Only cross -browser tests I have run on Chrome & IE and, as you say, it simply runs the same set of tests twice. Once on Chrome, once on IE. I get sets of results back for each. I don't specifically highlight differences between the two But I could easily extend my framework to do so if need be. For our use, IE is a "nice to have" seconday consideration. We don't always run that part. Chrome is the key part.
The other issue I ran into with this is while the object model is almost always the same (I did run into a site built with Ruby where the DOM showed differences in TC's object browser - but it was work-round-able), some of the other elements of browsers/pages are not. How style information is reported differs between IE & Chrome. How you start the browser with a certain page is different. How you tell if page elements have fully loaded is different.

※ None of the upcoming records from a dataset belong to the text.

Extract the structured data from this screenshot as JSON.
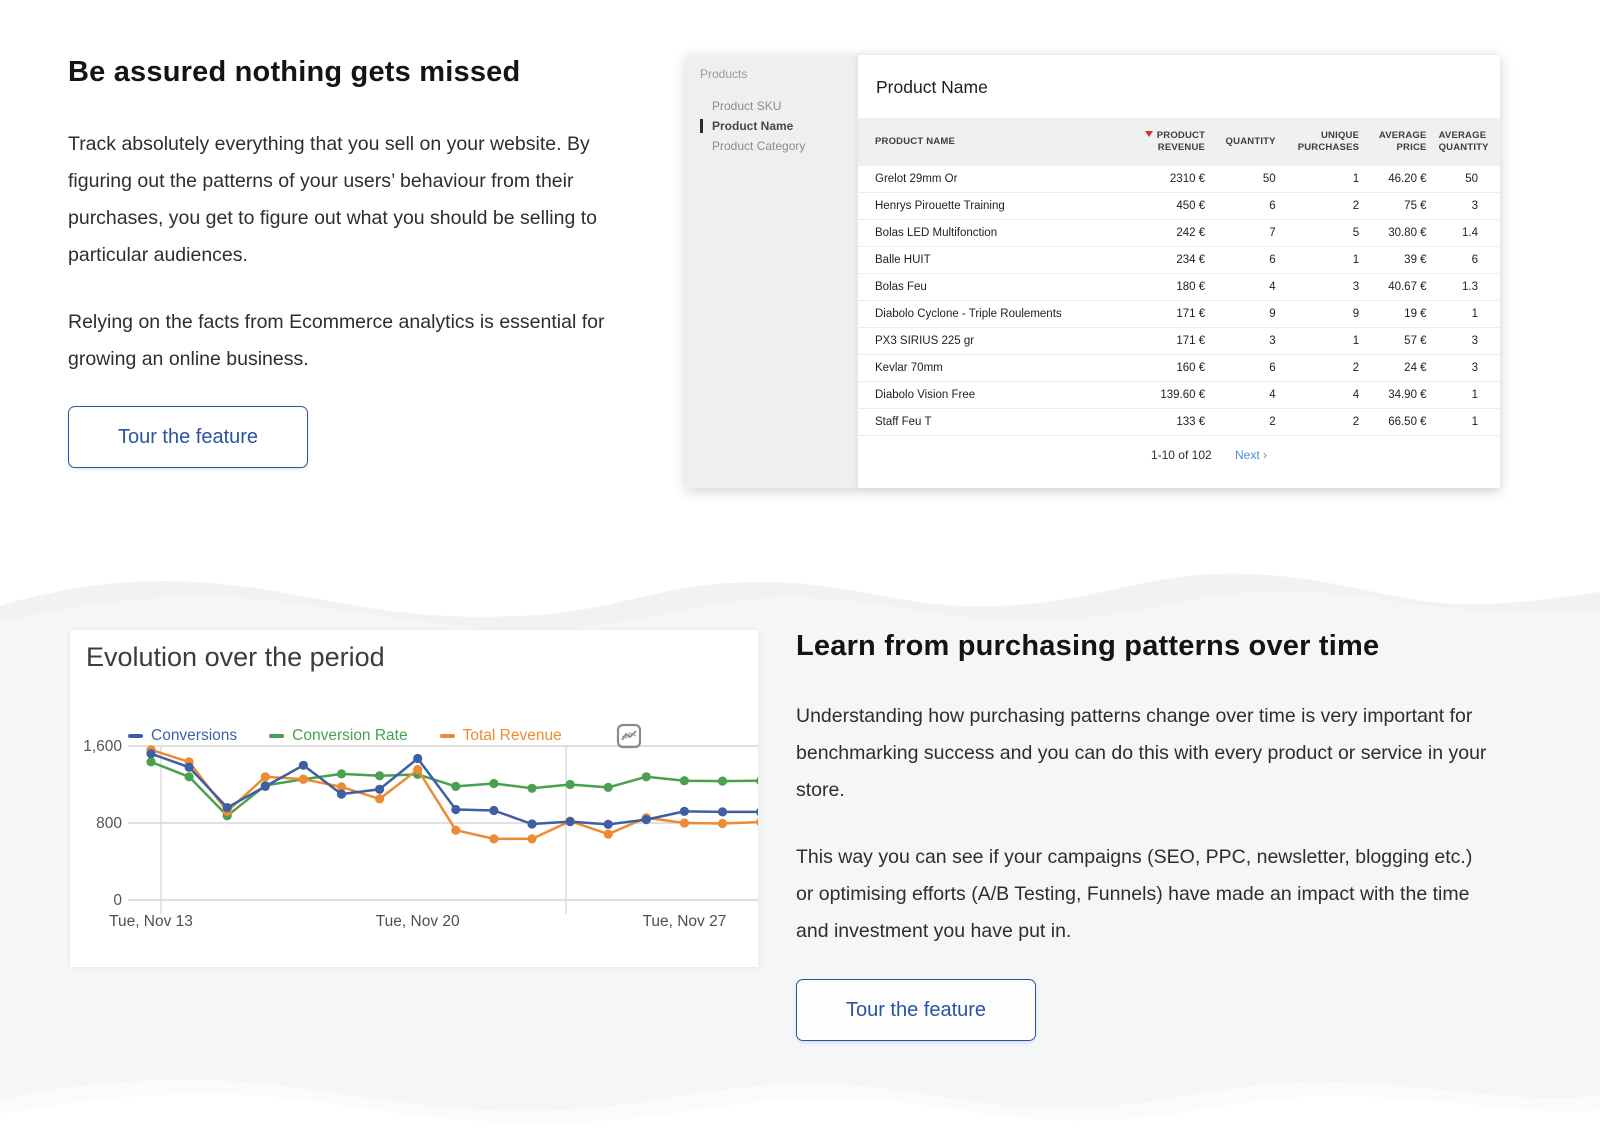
{
  "section1": {
    "heading": "Be assured nothing gets missed",
    "para1": "Track absolutely everything that you sell on your website. By figuring out the patterns of your users’ behaviour from their purchases, you get to figure out what you should be selling to particular audiences.",
    "para2": "Relying on the facts from Ecommerce analytics is essential for growing an online business.",
    "button_label": "Tour the feature"
  },
  "section2": {
    "heading": "Learn from purchasing patterns over time",
    "para1": "Understanding how purchasing patterns change over time is very important for benchmarking success and you can do this with every product or service in your store.",
    "para2": "This way you can see if your campaigns (SEO, PPC, newsletter, blogging etc.) or optimising efforts (A/B Testing, Funnels) have made an impact with the time and investment you have put in.",
    "button_label": "Tour the feature"
  },
  "product_panel": {
    "sidebar": {
      "title": "Products",
      "items": [
        {
          "label": "Product SKU",
          "active": false
        },
        {
          "label": "Product Name",
          "active": true
        },
        {
          "label": "Product Category",
          "active": false
        }
      ]
    },
    "title": "Product Name",
    "table": {
      "columns": [
        "Product Name",
        "Product Revenue",
        "Quantity",
        "Unique Purchases",
        "Average Price",
        "Average Quantity"
      ],
      "sort_column_index": 1,
      "rows": [
        [
          "Grelot 29mm Or",
          "2310 €",
          "50",
          "1",
          "46.20 €",
          "50"
        ],
        [
          "Henrys Pirouette Training",
          "450 €",
          "6",
          "2",
          "75 €",
          "3"
        ],
        [
          "Bolas LED Multifonction",
          "242 €",
          "7",
          "5",
          "30.80 €",
          "1.4"
        ],
        [
          "Balle HUIT",
          "234 €",
          "6",
          "1",
          "39 €",
          "6"
        ],
        [
          "Bolas Feu",
          "180 €",
          "4",
          "3",
          "40.67 €",
          "1.3"
        ],
        [
          "Diabolo Cyclone - Triple Roulements",
          "171 €",
          "9",
          "9",
          "19 €",
          "1"
        ],
        [
          "PX3 SIRIUS 225 gr",
          "171 €",
          "3",
          "1",
          "57 €",
          "3"
        ],
        [
          "Kevlar 70mm",
          "160 €",
          "6",
          "2",
          "24 €",
          "3"
        ],
        [
          "Diabolo Vision Free",
          "139.60 €",
          "4",
          "4",
          "34.90 €",
          "1"
        ],
        [
          "Staff Feu T",
          "133 €",
          "2",
          "2",
          "66.50 €",
          "1"
        ]
      ],
      "pagination": {
        "range": "1-10 of 102",
        "next_label": "Next ›"
      }
    }
  },
  "chart_data": {
    "type": "line",
    "title": "Evolution over the period",
    "x_tick_labels": [
      "Tue, Nov 13",
      "Tue, Nov 20",
      "Tue, Nov 27"
    ],
    "x_tick_indices": [
      0,
      7,
      14
    ],
    "n_points": 17,
    "ylim": [
      0,
      1600
    ],
    "yticks": [
      1600,
      800,
      0
    ],
    "ytick_labels": [
      "1,600",
      "800",
      "0"
    ],
    "grid": "on",
    "legend_position": "top",
    "series": [
      {
        "name": "Conversions",
        "color": "#3e5fa3",
        "values": [
          1520,
          1380,
          960,
          1180,
          1400,
          1100,
          1150,
          1470,
          940,
          930,
          790,
          815,
          785,
          835,
          920,
          915,
          915
        ]
      },
      {
        "name": "Conversion Rate",
        "color": "#4aa04e",
        "values": [
          1435,
          1280,
          875,
          1190,
          1255,
          1310,
          1290,
          1305,
          1180,
          1210,
          1160,
          1200,
          1170,
          1280,
          1240,
          1235,
          1240
        ]
      },
      {
        "name": "Total Revenue",
        "color": "#ec8b33",
        "values": [
          1560,
          1435,
          920,
          1280,
          1255,
          1175,
          1050,
          1355,
          725,
          635,
          635,
          820,
          685,
          855,
          800,
          795,
          810
        ]
      }
    ]
  },
  "accents": {
    "link_blue": "#4a90d2",
    "button_blue": "#2b53a4",
    "sort_arrow_red": "#c23b2e"
  }
}
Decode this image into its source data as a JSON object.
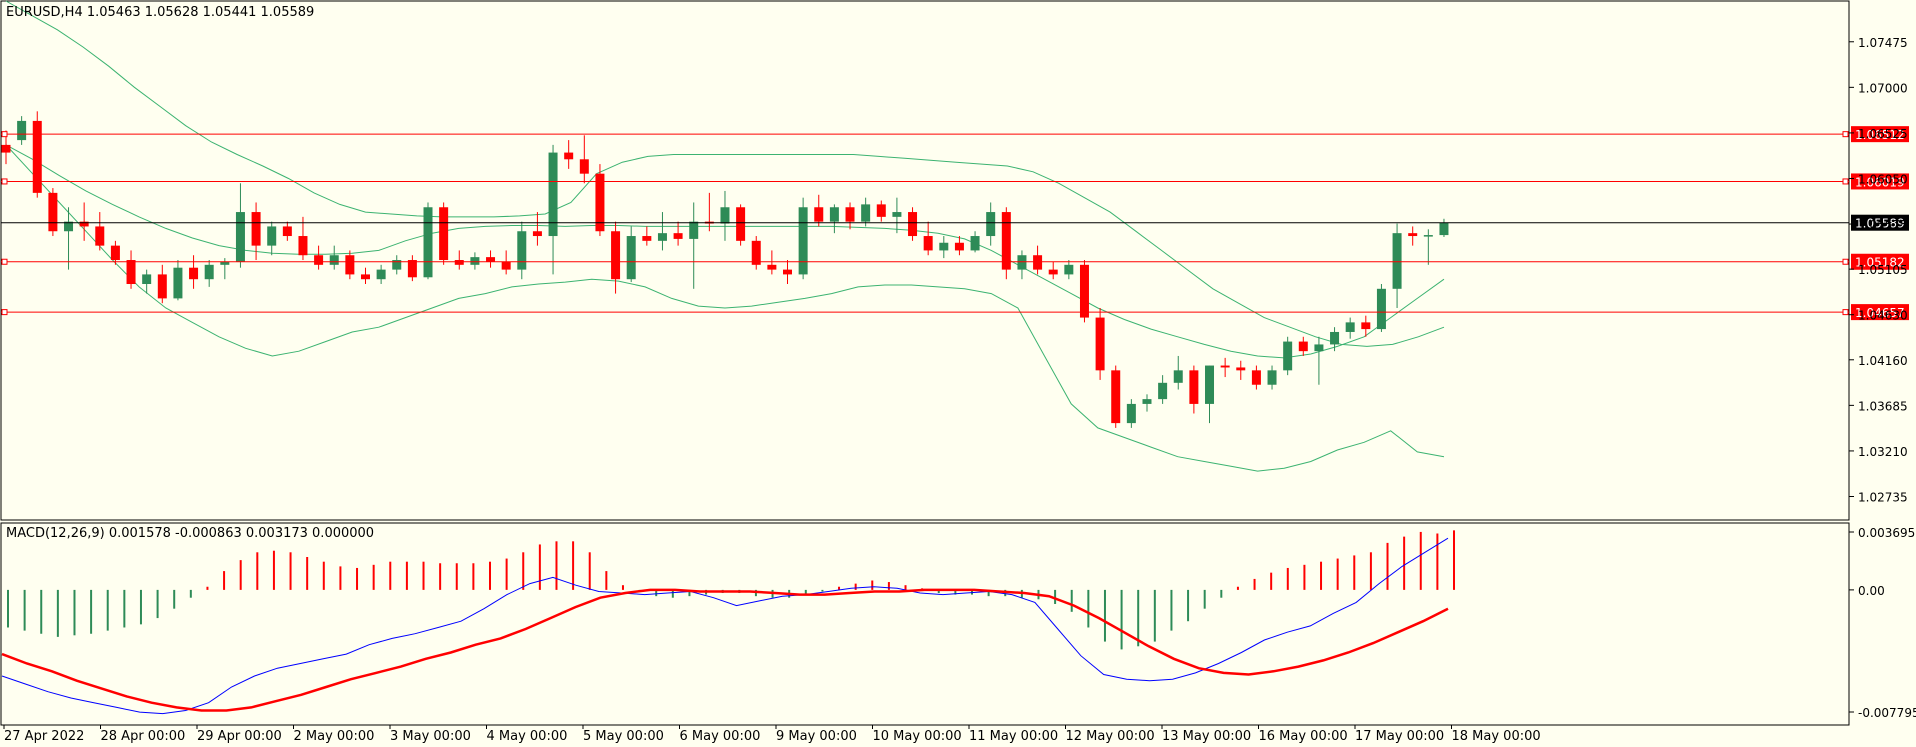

So yeah, the bulk of things worked. But I did have to code in some branching to account for areas where it didn't.
Mind you, browsers and sites are a lot more complex these days. Anything that is truly going to be 100% cross browser compatible, out of the box, would have to be very clever, and very complex! And would likely require frequent maintenace patches to keep it in line ....
- jsc10 years agoRegular Contributor
Colin_McCrae wrote:I guess it's *capable* of doing all the stuff you mention.
y going to be 100% cross browser compatible, out of the box, would have to be very clever, and very complex! And would likely require frequent maintenace patches to keep it in line ....
Almost the same here, but I just started it. The test runs on IE and Chrome without having to change anything but passing the browser as parameter. The only problem are the screenshots...
colin: do you use screenshots?
If yes, how do you do this?
My solution (different threat hier in the forum) works ok, but is clearly not perfect.
If you build your test correctly, most probably it can run on more than one browser.
But you sure need scripting to setting up each test and stuff.
- Colin_McCrae10 years agoCommunity Hero
I only use screen shots to capture whats going on at the time a script encounters errors. And even then it's kind of a debug option which I can switch on and off in the project properties as needed.
Only image compares I do are ones where I compare an image element from screen against a stored control copy. And it's always a specific image, never a full screenshot. I've always found screenshot comparison tests to be way too prone to false positives as it's so easy for them to fail. Even with a mask.
There are certain CSS instruction thats the browsers render differently. For instance, a "fade" style in a panel header was clearly visible in a panel header bar as three distinct bands of colour in IE, but was a nice gradual fade - as it's meant to be - in Chrome. Which would have caused just about any screenshot compare in the site I test to fail.
As I say, basic elements and things are generally fine cross-browser. If you start inspecting the presentation (CSS - document stylesheet) layer though, thats where you're most likey to start hitting differences.